With extraordinary exception, people holding power rarely listen with any sincerity to voices examining oppressive systems, let alone fund those mechanisms to be heard.
And why would they? That is “privilege” in grand purity; the ability to insulate yourself from voices carrying the pain, plights and aspirations of others, while they are forced to regularly endure yours.
That privilege snakes through too many newsrooms and wider society, where the optics of people of color come at the expense of their authentic selves. Of the 17% of POC journalists working in daily newsrooms, few hold high level editor or senior management positions.
These are the positions that hold the ability to attune the public’s attention toward who and what is deemed important. When that power rests with people who have little experiential connection with an increasingly diverse population, many objectively important news items are too often left out: anti-transgender violence, the invisible HIV crisis impacting the Latinx community, the chronic racial wealth gap between Black and white Americans.

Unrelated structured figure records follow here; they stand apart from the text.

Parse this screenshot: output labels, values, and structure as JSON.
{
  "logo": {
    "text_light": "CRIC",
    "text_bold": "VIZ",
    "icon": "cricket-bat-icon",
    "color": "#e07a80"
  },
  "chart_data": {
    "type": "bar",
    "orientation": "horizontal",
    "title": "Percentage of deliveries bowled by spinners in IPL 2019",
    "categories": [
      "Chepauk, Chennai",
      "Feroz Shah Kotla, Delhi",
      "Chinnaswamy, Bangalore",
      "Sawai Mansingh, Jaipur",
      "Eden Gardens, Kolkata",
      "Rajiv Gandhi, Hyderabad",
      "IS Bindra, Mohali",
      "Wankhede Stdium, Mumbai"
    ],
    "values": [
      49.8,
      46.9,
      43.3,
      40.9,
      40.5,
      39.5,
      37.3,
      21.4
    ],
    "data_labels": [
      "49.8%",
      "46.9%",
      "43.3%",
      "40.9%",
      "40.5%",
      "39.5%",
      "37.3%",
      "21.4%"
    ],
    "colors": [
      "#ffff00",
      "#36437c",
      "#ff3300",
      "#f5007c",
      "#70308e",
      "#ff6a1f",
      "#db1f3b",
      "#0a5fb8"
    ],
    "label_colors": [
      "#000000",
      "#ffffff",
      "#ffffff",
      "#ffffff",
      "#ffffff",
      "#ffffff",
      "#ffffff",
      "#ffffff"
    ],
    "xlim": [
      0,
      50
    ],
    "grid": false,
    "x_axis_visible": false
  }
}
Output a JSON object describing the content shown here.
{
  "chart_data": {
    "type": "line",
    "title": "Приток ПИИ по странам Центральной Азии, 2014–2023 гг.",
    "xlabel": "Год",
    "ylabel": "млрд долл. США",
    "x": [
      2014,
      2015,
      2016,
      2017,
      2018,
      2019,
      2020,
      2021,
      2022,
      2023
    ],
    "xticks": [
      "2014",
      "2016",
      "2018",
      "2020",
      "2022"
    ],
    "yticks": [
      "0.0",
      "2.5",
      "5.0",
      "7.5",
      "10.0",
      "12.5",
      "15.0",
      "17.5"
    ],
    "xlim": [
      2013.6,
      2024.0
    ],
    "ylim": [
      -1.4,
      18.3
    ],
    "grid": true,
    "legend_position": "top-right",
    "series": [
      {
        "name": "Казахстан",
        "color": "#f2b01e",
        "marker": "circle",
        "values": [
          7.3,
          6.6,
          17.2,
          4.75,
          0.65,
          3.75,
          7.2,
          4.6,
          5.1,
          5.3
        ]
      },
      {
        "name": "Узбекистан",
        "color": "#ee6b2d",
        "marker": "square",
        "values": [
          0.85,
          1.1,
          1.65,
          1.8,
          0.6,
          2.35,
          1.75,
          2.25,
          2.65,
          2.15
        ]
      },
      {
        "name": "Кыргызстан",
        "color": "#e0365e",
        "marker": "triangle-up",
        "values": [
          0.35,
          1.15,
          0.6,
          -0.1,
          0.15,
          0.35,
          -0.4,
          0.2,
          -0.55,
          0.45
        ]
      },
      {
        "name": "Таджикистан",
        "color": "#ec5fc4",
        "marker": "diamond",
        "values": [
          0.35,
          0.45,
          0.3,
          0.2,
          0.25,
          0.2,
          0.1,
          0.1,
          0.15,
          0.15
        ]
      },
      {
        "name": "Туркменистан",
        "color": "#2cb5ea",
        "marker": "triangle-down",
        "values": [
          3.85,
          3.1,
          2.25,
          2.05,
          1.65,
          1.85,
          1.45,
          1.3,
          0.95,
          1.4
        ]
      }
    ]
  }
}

But there is an alternative.
What if a citizen, no matter their economic means, could contribute significantly to the type of journalism serving their community?
As crisis roils through journalism and disproportionately impacts the working class and communities of color, we have to find a sustainable way to serve those demographics. That means reducing journalism’s reliance on either the financial precariousness of a shrinking subscriber base, or the whims of “benevolent” billionaires and angel donors.
With parallel aims of mitigating money’s influence on our local democracy, why not fashion a support system for local media after Seattle’s Democracy Voucher program?
Annually, every citizen would receive a select number of vouchers — call them Truth Tokens — to direct toward their preferred local outlet. Whatever someone’s political leanings, ideals or values they could give all, or some, of their vouchers to an organization they gauged as a reliable source of “real news.”
Not only would such a program spur the rise of a more diverse media ecosystem. With a focus on localized media, it might also lead to greater trust in the industry as a whole at a time when confidence in the news media has seen an abysmal decline.
How to pay for such a program? The natural source of funding would be the flush tech behemoths responsible for destroying much of journalism’s old revenue-generating models. The city would put a small tax on every advertisement placed through Google, Facebook and Twitter, targeted at a Seattle audience, whether or not the ad buyer is from Seattle.
The approach, already developed by journalism advocacy group Free Press, functions much like a carbon tax, except it counters the “pollution of the civic discourse” by social media content.
The city already uses public money in a less participatory manner to finance The Seattle Channel, paid for by fees collected from the cable cartel of CenturyLink, Comcast and Wave Division I.
It may be a drastic shift in how we think about sustainable journalism, but it’s one worth making. A free press, after all, is the one mechanism above all others that, in the right hands, can be a leveler of society, allowing a community to outshout the lies and stereotypes projected onto it.
That is the legacy of a publication like the Seattle Globalist, placing the power of story in the hands of those who needed it most.
Initially founded by three white people, including Partnow, as a way to bridge the international community with Seattle, the Globalist gradually evolved to emphasize social justice reporting and high quality mentorship programs for aspiring journalists at the behest of the community it served.
“We wanted to be what the community wanted and had to be susceptible to change. That’s hard for bureaucratic newsrooms to do most of the time,” says Partnow.
And as the Globalist currently calls upon its community again for financial support and feedback in whatever pathway it might take, Partnow has a request for anyone valuing the equalizing properties of a diverse media:
Listen to the need and respond accordingly.